Heavy casualties began to occur at bridge 4. Lieut Halliwell of the R.E was wounded, but crawled across the bridge and continued to supervise the operation from the south bank, covered by 2nd/Lieut C. A. Carter of the 29th Bn, who stood up openly drawing away fire, by firing from a Lewis gun from the shoulder towards the enemy positions, until he was killed.

At 15:30 resistance and casualties were deemed so heavy that the C.O. decided to withdraw all men from bridge 3. and stop any more men from crossing bridge 4. Heavy artillery fire continued on both sides, and the C.O. - worried that the M.G section on the south bank would be cut off if the bridge destroyed, decided to withdraw the section back to their original position.

At 17:00 a patrol of eight men rom “A” Company was sent out to the Island between the Morte Lys and the Lys. They succeeded in crossing the Morte Lys, but came under heavy M.G. Fire. The officer in charge of the patrol, 2nd/Lieut Albert Dean was very badly injured (NB: he died of wounds the following day). Sergeant Archibald Pook, and Fred Hawley were killed.

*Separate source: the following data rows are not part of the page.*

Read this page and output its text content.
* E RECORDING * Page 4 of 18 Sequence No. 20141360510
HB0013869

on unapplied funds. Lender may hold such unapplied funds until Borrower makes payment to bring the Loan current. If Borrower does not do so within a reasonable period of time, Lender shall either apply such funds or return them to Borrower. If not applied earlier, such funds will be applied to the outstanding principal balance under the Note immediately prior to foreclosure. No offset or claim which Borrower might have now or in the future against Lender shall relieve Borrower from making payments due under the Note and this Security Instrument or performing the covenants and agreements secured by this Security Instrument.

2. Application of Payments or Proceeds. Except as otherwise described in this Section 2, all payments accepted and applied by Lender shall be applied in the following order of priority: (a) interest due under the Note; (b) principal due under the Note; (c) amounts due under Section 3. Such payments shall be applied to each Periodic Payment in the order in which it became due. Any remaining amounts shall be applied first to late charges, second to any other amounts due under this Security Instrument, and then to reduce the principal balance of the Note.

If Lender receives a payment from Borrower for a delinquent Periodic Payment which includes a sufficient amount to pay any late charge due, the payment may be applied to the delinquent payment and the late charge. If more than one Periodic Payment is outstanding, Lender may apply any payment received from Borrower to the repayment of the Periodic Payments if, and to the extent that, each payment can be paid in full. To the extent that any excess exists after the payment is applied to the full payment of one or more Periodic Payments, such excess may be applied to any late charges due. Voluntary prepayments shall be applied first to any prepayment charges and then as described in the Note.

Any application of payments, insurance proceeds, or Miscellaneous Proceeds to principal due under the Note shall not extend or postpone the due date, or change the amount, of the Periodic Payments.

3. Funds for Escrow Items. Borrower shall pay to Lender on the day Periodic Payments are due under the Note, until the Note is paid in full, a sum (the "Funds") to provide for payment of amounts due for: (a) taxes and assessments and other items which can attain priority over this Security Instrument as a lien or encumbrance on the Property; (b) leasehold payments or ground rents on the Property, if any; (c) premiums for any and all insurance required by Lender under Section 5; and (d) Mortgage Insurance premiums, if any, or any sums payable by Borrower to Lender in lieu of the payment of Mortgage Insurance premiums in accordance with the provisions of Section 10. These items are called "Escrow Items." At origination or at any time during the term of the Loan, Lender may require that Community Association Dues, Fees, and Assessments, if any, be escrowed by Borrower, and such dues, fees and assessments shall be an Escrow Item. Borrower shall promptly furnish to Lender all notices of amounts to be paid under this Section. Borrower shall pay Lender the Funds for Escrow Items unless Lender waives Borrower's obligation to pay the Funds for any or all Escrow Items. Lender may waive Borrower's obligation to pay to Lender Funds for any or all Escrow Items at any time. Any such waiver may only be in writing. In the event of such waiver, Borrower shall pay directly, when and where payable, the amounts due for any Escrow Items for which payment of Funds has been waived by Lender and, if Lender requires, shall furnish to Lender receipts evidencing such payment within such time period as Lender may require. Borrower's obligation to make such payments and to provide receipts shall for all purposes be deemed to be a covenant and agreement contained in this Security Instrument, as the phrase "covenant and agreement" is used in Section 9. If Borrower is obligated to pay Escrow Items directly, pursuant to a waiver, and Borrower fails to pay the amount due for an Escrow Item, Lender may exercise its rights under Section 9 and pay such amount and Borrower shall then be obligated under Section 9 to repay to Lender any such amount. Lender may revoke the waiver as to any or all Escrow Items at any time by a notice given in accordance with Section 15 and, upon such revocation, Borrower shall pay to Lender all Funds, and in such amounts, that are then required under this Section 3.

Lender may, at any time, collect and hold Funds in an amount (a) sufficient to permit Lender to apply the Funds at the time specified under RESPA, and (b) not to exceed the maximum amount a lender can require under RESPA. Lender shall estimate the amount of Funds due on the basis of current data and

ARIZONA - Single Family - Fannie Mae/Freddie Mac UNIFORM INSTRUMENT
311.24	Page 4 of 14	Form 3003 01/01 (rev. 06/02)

The remaining men took cover and remained out there until they could withdraw after dark, after which the Islands were bombarded with artillery fire. It was reported that the patrol had successfully drawn fire from the party at bridge 3, which was now completed. Enemy artillery and M.G fire continued incessantly until 3am.

At 05:30 on the 15th Oct, again the Battalion advanced across the river, preceded by an artillery barrage. However, by 06:15, the two forward companies had reached their objectives without meeting any retaliation or opposition. It soon became clear that the town and ground in front had been evacuated. Two patrols moved methodically through the town but no sign of the enemy was discovered. A line was established to the south of the town along the line of the railway and along the Comines-Wervicq Sud road.